İşaret dili şehirlere göre farklılık gösteriyor. Sıkça kullanılan gün isimleri, kent adlarının da aralarında bulunduğu bazı kelimeler illere göre farklı ifade ediliyor.
İşitme engelli bir ailenin çocuğu olarak dünyaya gelen İşaret Dili Tercümanı ve Eğitmeni Güven Kosova, Yaşar Üniversitesi Çeviri Topluluğu (YÜÇEV) tarafından düzenlenen “İşaret Dili Tercümanlığı” konulu konferansa konuk oldu. Yaşamı boyunca yaşadığı türlü zorluklardan yola çıkarak kendisini işaret dili eğitimine adayan Güven Kosova, Türkiye’de yaşayan binlerce işitme engellinin beklentilerini yeterince duyuramadığını söyledi. Anadolu Sağırlar Federasyonu’nun İzmir Şube Başkanlığı’nı üstlenen Kosova, “Annesi, babası, teyzesi, eniştesi ve dayıları işitme engelli olan bir ailenin çocuğu olarak dünyaya geldim. Kendi kendime, etraftaki insanların konuşmalarını dinleyerek konuşmayı öğrendim. Ülkemizde işitme engelli bir birey olmanın yanı sıra işitme engelli bir ailenin çocuğu olmak da gerçekten çok zor. Benim yaşadığım zorlukları başkalarının da yaşamasın istedim. Bu yüzden 25 yıldır insanlara işaret dili eğitimi veriyorum. Ancak pek çok kişi bu konuda yetirince azim gösteremiyor. İşitme engelli bir ailede dünyaya gelen çocukların pek çoğu ise psikolojik olarak yıpranabiliyorlar” dedi.

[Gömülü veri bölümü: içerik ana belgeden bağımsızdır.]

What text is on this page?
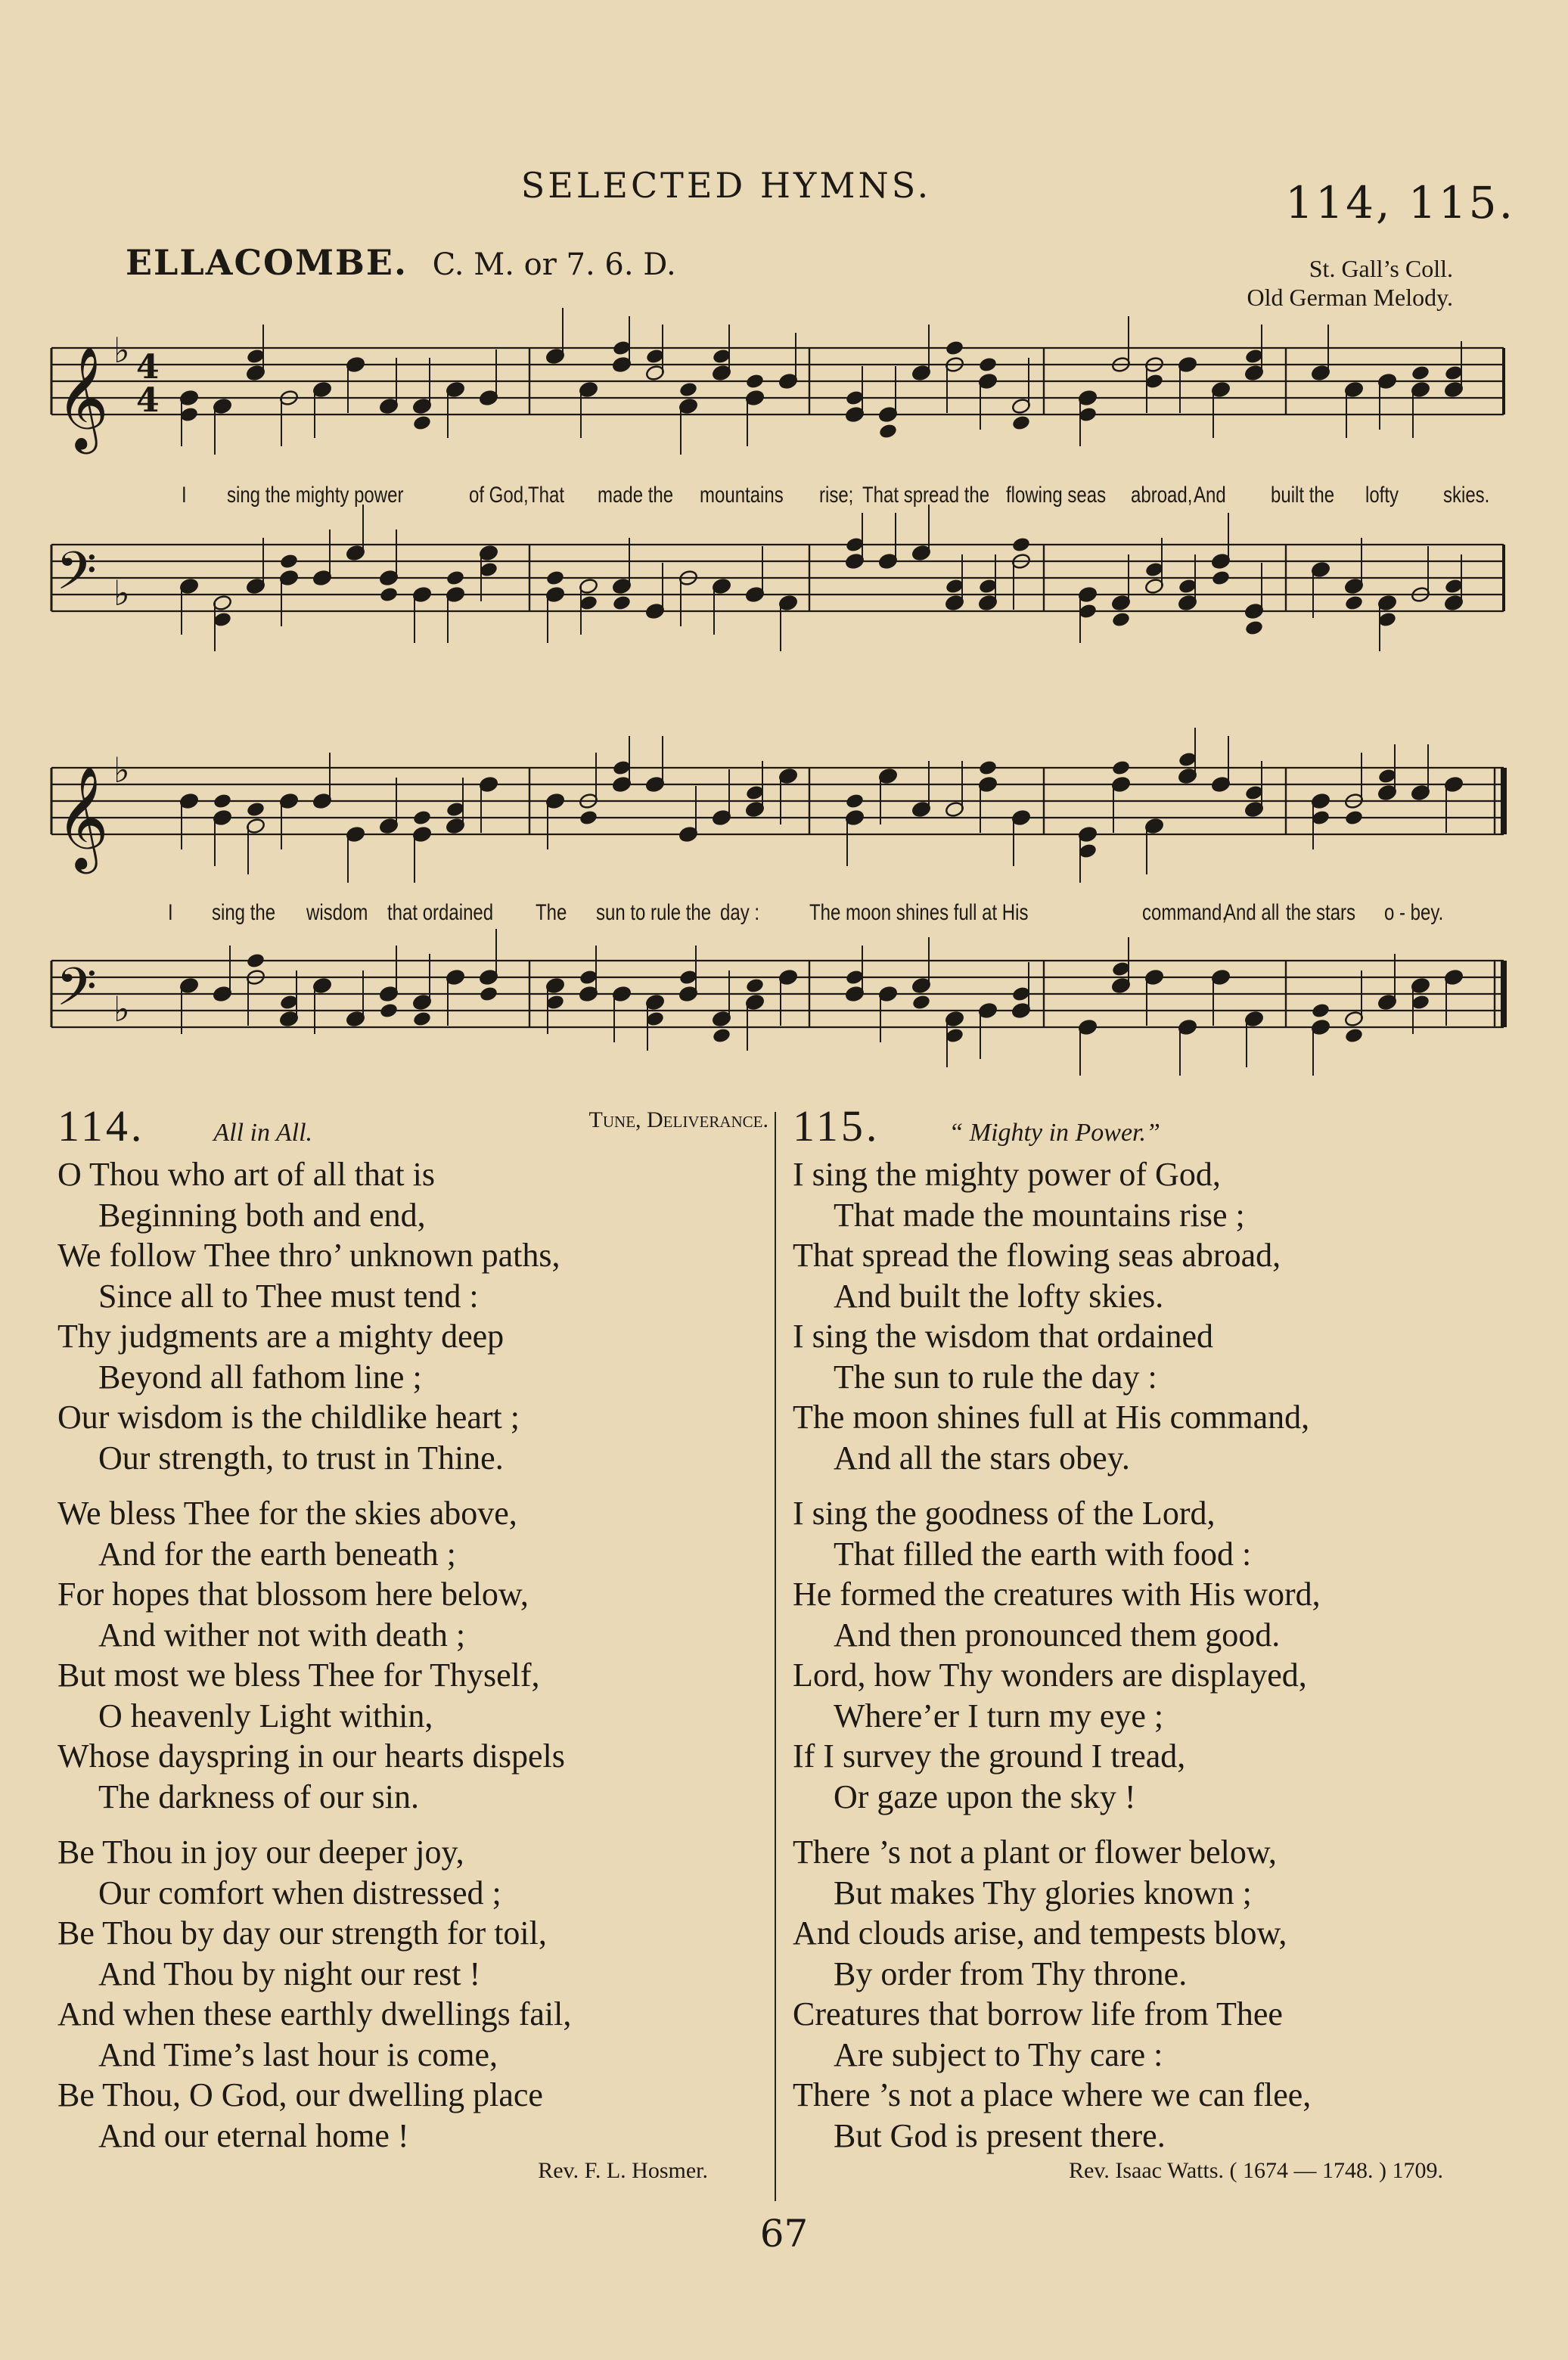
SELECTED HYMNS.	114, 115.
ELLACOMBE. C. M. or 7. 6. D.	St. Gall’s Coll.
Old German Melody.
𝄞 ♭ 4
4
I sing the mighty power	of God, That made the mountains rise; That spread the flowing seas abroad, And built the lofty skies.
𝄢 ♭
𝄞 ♭
I sing the wisdom that ordained The sun to rule the day : The moon shines full at His	command,
And all the stars o - bey.
𝄢 ♭
114.	All in All.	Tune, Deliverance.
O Thou who art of all that is
Beginning both and end,
We follow Thee thro’ unknown paths,
Since all to Thee must tend :
Thy judgments are a mighty deep
Beyond all fathom line ;
Our wisdom is the childlike heart ;
Our strength, to trust in Thine.
We bless Thee for the skies above,
And for the earth beneath ;
For hopes that blossom here below,
And wither not with death ;
But most we bless Thee for Thyself,
O heavenly Light within,
Whose dayspring in our hearts dispels
The darkness of our sin.
Be Thou in joy our deeper joy,
Our comfort when distressed ;
Be Thou by day our strength for toil,
And Thou by night our rest !
And when these earthly dwellings fail,
And Time’s last hour is come,
Be Thou, O God, our dwelling place
And our eternal home !
Rev. F. L. Hosmer.
115.	“ Mighty in Power.”
I sing the mighty power of God,
That made the mountains rise ;
That spread the flowing seas abroad,
And built the lofty skies.
I sing the wisdom that ordained
The sun to rule the day :
The moon shines full at His command,
And all the stars obey.
I sing the goodness of the Lord,
That filled the earth with food :
He formed the creatures with His word,
And then pronounced them good.
Lord, how Thy wonders are displayed,
Where’er I turn my eye ;
If I survey the ground I tread,
Or gaze upon the sky !
There ’s not a plant or flower below,
But makes Thy glories known ;
And clouds arise, and tempests blow,
By order from Thy throne.
Creatures that borrow life from Thee
Are subject to Thy care :
There ’s not a place where we can flee,
But God is present there.
Rev. Isaac Watts. ( 1674 — 1748. ) 1709.
67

İSTANBUL BAŞKA İZMİR BAŞKA KONUŞUYOR
Yaşar Üniversitesi Mütercim Tercümanlık Bölümü öğrencileri ile gerçekleştirilen konferansta işaret dilinin ancak profesyonel eğitimlerin ardından öğrenilebileceğini belirten Kosova, öğrencilere ‘siz de bu dili öğrenin’ tavsiyesinde bulundu. Türkiye’de işaret dilinde şehirlere göre değişen farklılıklara da değinen Kosova, “Haftanın günleri, şehir isimleri veya kızmak, istemek gibi bazı eylemlerin işaret dilinde kullanımı illere göre farklılık gösterebiliyor. Ancak resmi kurslarda öğrencilere İstanbul işaret dili öğretiliyor.” bilgisini verdi.
ONLARI ARTIK DUYUN
Konferansa katılan Türk Dili ve Edebiyatı Öğretmeni Fatih Tığlı ise Türkiye’de yaşayan pek çok işitme engelli vatandaşın toplumdan soyutlanmış olarak yaşamlarını sürdürdüğünü söyledi. İşitme engelli öğrencilerin eğitimi konusunda çalışmalar gerçekleştiren Tığlı, yaşanılan şu sorunlara değindi:
“Türkiye genelinde 100 bine yakın işitme engelli öğrenci olduğu biliniyor. Ancak bunların yüzde 5’i üniversite eğitimi alabiliyor. Çünkü üniversiteye kadar gelebilmeleri için gerekli altyapı oluşturulamıyor. Yine Türkiye’deki işitme engelli 100 kişiden ancak 3’ü istihdam edilebiliyor. İşitme engelli öğrenciler için hizmet veren okullarda işitme dilini bilen öğretmen sayısı ise yok denecek kadar az. Bu insanlar artık seslerini duyurmak istiyorlar. Onlara ulaşmamız için işaret dili eğitimleri toplumun tüm kesimlerine yaygınlaştırılmalı. Kamu binalarından, yükseköğrenim kurumlarına kadar pek çok alanda işitme dilini bilen en bir personel istihdam edilmeli.”
BİNLERCE VATANDAŞIMIZ DUYMUYOR
Türkiye’de işitme cihazı kullansa da duyma sorunu yaşayan veya hiç duymayanların oranı nüfusun yüzde 2,2 civarında. Yani ülkemizde 1,5 milyondan fazla kişi ya sağlıklı duyamıyor ya da hiç duyamıyor.